El Gobierno de Estados Unidos comenzará a exigir fianzas de hasta 20,000 dólares a ciertos solicitantes de visas de turismo y negocios (B1/B2), como parte de una política migratoria orientada a reducir la permanencia irregular de extranjeros en su territorio.
El programa permite que funcionarios consulares exijan a algunos solicitantes el pago de una fianza económica antes de aprobar la visa. Este monto puede llegar hasta los 20 mil dólares, dependiendo del perfil del viajero y el riesgo de que permanezca más tiempo del permitido.
La fianza será reembolsable si la persona cumple con las condiciones de su visa y abandona el país dentro del plazo establecido.
¿A quiénes afecta?
La medida no será universal, sino que se aplicará principalmente a ciudadanos de países con altas tasas de sobreestadía o riesgos migratorios, muchos de ellos en África, Asia y algunos en América Latina.
En total, alrededor de 50 países están dentro de este programa, según decisiones previas del Departamento de Estado.
Las autoridades señalan que el objetivo principal es evitar que los visitantes se queden ilegalmente en el país y reducir los costos asociados a deportaciones, que pueden superar los 18 mil dólares por persona.

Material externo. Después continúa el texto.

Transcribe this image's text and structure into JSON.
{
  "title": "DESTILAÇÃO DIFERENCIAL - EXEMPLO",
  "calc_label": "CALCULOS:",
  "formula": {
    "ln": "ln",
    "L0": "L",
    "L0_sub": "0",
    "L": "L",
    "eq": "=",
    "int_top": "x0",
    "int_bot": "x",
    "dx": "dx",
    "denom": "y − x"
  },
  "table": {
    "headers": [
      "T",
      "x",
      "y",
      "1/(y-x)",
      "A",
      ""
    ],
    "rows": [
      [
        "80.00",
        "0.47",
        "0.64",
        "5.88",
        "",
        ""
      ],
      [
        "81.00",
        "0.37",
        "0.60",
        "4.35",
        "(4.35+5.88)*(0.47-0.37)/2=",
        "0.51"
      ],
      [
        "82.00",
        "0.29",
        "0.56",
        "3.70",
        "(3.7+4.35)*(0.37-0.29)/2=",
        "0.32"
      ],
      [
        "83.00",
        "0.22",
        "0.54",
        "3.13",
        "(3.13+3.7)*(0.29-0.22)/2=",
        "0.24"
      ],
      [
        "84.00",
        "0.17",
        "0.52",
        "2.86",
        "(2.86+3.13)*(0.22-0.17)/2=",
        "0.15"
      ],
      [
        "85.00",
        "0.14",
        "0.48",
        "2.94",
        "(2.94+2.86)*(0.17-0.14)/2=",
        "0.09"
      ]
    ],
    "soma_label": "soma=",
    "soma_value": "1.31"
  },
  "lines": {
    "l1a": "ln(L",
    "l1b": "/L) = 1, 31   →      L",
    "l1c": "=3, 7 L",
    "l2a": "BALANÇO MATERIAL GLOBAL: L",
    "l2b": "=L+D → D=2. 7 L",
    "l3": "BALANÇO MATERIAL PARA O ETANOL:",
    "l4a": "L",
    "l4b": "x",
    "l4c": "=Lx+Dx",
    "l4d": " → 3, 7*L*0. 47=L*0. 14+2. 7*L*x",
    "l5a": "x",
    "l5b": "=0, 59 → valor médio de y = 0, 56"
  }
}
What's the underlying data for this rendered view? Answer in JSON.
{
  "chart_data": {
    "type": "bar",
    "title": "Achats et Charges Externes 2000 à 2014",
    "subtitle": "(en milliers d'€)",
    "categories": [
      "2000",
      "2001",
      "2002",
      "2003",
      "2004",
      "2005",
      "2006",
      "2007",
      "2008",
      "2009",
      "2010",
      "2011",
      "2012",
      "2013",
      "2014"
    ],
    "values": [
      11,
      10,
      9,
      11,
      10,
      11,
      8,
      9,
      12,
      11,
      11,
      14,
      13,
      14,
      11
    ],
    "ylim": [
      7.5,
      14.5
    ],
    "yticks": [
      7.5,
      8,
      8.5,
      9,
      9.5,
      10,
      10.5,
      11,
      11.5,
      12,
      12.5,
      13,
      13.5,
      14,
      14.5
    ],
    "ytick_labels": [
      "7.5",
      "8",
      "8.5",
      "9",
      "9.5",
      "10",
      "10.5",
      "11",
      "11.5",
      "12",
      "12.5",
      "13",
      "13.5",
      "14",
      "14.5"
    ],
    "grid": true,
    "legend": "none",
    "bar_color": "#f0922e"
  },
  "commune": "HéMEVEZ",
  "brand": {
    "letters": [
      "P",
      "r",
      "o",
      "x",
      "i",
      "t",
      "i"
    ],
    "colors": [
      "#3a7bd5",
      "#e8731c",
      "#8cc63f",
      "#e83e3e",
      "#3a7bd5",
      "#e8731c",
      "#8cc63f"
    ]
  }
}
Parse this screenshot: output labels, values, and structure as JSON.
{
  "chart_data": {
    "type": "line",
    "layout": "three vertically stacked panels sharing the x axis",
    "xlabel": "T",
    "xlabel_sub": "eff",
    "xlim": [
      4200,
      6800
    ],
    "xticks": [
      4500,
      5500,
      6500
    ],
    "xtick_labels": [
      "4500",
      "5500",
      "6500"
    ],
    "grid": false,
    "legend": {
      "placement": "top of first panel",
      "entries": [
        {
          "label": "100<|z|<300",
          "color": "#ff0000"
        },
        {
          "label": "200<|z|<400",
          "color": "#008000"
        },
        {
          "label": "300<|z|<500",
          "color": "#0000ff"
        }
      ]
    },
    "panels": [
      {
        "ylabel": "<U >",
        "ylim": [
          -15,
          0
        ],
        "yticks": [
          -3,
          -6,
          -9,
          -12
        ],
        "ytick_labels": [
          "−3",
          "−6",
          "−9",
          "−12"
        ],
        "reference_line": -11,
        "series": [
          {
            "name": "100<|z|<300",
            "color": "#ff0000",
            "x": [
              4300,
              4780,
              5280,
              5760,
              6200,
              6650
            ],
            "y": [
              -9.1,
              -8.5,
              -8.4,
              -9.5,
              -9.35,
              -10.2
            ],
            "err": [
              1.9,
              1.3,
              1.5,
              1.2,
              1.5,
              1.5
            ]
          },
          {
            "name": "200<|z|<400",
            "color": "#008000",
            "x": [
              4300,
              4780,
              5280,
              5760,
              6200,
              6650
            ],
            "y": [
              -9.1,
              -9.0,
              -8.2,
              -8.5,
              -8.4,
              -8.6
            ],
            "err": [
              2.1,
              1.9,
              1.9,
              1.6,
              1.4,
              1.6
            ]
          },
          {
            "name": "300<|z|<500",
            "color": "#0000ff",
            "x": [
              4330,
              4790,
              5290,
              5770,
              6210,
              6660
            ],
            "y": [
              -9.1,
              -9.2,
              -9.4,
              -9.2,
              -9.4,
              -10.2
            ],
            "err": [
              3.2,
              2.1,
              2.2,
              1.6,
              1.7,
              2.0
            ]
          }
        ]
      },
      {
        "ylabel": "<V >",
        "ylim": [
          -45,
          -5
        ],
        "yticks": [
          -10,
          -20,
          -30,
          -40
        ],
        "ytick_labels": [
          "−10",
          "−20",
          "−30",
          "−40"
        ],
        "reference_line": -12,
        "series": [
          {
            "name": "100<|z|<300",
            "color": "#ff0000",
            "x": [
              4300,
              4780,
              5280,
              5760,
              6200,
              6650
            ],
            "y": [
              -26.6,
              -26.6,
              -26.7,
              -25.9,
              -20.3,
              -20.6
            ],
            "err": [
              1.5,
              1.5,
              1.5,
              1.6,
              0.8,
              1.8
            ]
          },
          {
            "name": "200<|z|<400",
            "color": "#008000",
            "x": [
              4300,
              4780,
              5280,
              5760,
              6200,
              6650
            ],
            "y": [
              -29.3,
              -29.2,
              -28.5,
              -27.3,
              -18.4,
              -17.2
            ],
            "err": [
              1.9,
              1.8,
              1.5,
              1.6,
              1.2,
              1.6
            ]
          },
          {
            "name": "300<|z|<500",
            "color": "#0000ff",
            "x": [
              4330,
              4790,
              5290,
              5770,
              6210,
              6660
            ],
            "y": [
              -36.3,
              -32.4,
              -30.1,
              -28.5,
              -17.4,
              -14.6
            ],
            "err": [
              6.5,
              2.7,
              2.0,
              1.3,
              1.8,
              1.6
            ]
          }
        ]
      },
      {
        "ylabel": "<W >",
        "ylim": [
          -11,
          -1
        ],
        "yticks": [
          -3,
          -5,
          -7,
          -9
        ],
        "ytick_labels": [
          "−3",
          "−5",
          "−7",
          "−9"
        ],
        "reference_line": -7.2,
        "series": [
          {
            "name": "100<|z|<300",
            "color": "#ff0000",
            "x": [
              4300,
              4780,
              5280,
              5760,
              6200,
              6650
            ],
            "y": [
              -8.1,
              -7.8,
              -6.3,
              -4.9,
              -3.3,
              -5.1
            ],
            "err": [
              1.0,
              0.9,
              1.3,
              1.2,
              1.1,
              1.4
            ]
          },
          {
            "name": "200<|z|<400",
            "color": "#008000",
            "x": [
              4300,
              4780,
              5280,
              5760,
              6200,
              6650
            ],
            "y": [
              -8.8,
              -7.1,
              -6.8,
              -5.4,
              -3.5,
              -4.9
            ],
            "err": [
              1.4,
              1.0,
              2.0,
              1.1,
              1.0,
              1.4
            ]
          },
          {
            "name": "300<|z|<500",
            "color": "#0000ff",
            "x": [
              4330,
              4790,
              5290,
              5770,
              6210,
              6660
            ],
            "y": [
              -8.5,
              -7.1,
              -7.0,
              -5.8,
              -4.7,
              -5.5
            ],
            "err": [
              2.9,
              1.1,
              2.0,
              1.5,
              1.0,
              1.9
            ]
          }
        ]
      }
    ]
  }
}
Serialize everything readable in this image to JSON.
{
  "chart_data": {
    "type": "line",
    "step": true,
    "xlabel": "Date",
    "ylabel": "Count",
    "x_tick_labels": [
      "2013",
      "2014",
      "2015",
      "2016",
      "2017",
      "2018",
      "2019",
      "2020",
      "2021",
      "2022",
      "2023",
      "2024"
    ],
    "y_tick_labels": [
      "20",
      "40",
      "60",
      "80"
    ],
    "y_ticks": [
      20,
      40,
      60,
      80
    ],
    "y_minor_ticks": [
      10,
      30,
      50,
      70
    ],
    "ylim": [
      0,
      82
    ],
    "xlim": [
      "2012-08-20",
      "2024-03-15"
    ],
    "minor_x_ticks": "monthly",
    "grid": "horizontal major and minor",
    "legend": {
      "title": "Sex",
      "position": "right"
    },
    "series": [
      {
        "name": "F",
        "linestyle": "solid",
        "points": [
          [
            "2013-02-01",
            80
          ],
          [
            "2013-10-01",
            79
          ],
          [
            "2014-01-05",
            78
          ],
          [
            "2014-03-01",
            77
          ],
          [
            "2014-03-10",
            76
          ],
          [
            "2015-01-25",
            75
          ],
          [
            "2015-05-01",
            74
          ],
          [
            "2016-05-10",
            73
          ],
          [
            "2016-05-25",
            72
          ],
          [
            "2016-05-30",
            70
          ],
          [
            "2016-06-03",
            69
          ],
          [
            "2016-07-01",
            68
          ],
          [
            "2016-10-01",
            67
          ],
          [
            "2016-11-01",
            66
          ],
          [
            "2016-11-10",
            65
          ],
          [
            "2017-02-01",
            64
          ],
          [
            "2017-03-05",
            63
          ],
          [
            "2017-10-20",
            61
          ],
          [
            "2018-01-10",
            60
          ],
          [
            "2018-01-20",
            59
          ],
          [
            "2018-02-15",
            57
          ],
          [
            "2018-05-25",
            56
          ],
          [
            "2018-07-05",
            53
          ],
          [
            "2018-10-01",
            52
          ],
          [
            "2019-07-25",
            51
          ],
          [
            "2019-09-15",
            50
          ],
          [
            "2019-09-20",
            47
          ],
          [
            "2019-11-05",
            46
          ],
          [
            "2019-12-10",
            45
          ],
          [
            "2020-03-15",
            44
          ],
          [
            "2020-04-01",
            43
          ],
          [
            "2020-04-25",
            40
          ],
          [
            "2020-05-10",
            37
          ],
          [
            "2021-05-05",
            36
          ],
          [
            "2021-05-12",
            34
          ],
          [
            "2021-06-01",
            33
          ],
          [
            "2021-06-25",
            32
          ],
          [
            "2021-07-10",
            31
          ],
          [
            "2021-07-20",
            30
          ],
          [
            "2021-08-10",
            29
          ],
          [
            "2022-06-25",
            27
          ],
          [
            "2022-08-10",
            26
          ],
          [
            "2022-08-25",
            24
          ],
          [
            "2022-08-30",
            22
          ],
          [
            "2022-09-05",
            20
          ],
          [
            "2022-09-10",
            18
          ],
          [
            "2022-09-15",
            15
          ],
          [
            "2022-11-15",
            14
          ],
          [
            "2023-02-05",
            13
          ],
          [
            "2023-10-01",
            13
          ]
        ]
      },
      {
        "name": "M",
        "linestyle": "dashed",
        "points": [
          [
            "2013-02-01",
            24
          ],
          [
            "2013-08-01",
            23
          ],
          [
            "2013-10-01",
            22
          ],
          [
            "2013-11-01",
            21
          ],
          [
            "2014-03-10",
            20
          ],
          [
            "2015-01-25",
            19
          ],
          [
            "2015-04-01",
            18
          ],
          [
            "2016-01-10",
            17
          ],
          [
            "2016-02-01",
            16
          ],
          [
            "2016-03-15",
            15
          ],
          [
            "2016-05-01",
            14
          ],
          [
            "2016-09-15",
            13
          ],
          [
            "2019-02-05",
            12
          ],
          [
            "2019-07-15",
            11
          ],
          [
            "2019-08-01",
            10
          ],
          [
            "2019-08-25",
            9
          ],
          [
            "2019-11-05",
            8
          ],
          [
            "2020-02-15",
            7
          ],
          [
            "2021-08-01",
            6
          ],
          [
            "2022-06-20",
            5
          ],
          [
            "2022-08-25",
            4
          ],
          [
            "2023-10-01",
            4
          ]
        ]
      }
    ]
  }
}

Además, el programa se basa en experiencias piloto anteriores que mostraron altos niveles de cumplimiento por parte de los viajeros que pagaron la fianza.
Sin embargo, la medida ha generado críticas de especialistas y defensores de derechos migratorios, quienes advierten que podría:
- Limitar el acceso a viajes legales.
- Afectar principalmente a países en desarrollo.
- Generar discriminación en los procesos de visado.
Esta decisión forma parte de una serie de políticas más estrictas en materia migratoria en Estados Unidos, que incluyen mayores controles y requisitos para la obtención de visas.